Comprehensive Performance Monitoring
Numbers alone don’t paint the whole picture. We closely monitored multiple dimensions of system performance, giving Chainguard a clear view into how each container performed across several critical metrics:
- System-level metrics: CPU usage, RAM consumption, disk I/O performance, network throughput.
- Docker-specific metrics: Individual container CPU and memory utilization, ensuring detailed resource-use insights.
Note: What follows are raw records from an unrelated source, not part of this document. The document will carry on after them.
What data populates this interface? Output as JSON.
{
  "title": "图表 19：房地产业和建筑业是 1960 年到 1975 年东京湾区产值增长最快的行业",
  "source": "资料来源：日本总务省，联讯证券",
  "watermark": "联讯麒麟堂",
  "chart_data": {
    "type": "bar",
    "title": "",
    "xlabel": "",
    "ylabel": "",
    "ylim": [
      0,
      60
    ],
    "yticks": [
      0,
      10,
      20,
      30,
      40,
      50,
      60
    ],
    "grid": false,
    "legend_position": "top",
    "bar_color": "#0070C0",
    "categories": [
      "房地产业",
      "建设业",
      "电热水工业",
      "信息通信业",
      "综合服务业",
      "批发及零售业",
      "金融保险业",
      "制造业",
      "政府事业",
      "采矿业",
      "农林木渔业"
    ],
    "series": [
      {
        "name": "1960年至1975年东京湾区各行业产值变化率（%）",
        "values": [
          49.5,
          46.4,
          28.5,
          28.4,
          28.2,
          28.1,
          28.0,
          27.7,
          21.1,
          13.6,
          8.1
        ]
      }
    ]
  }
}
- Latency and throughput measurements: Including both raw throughput (operations/sec) and “goodput” (successful transactions), alongside detailed latency distribution insights.
Reporting & Conclusions
Dedicated Reports
Each database received its own detailed performance report, highlighting key metrics. Clear comparison tables and precise visualizations helped Chainguard quickly understand the strengths and weaknesses of their containers compared to standard Docker images.
Unified Heatmap
We complemented these detailed documents with a unified heatmap, providing a clear, visual summary across all tested databases and scenarios. This heatmap instantly highlighted strengths, weaknesses, and opportunities for improvement.
Consistent Methodology
Uniform testing across every scenario ensured clear and reliable conclusions. Chainguard could confidently compare results across different databases, easily pinpointing areas requiring further optimization or resource allocation.
Client Benefits & the PFLB Advantage
Chainguard received clear, unbiased benchmarking data to confidently inform their product decisions and optimizations. With our rigorous testing and transparent reporting, they gained reliable proof points to support their performance claims.
By partnering with PFLB, Chainguard demonstrated their commitment to credible, neutral validation. Our detailed, actionable insights empowered their teams to optimize effectively, without any vendor bias or promotional influence.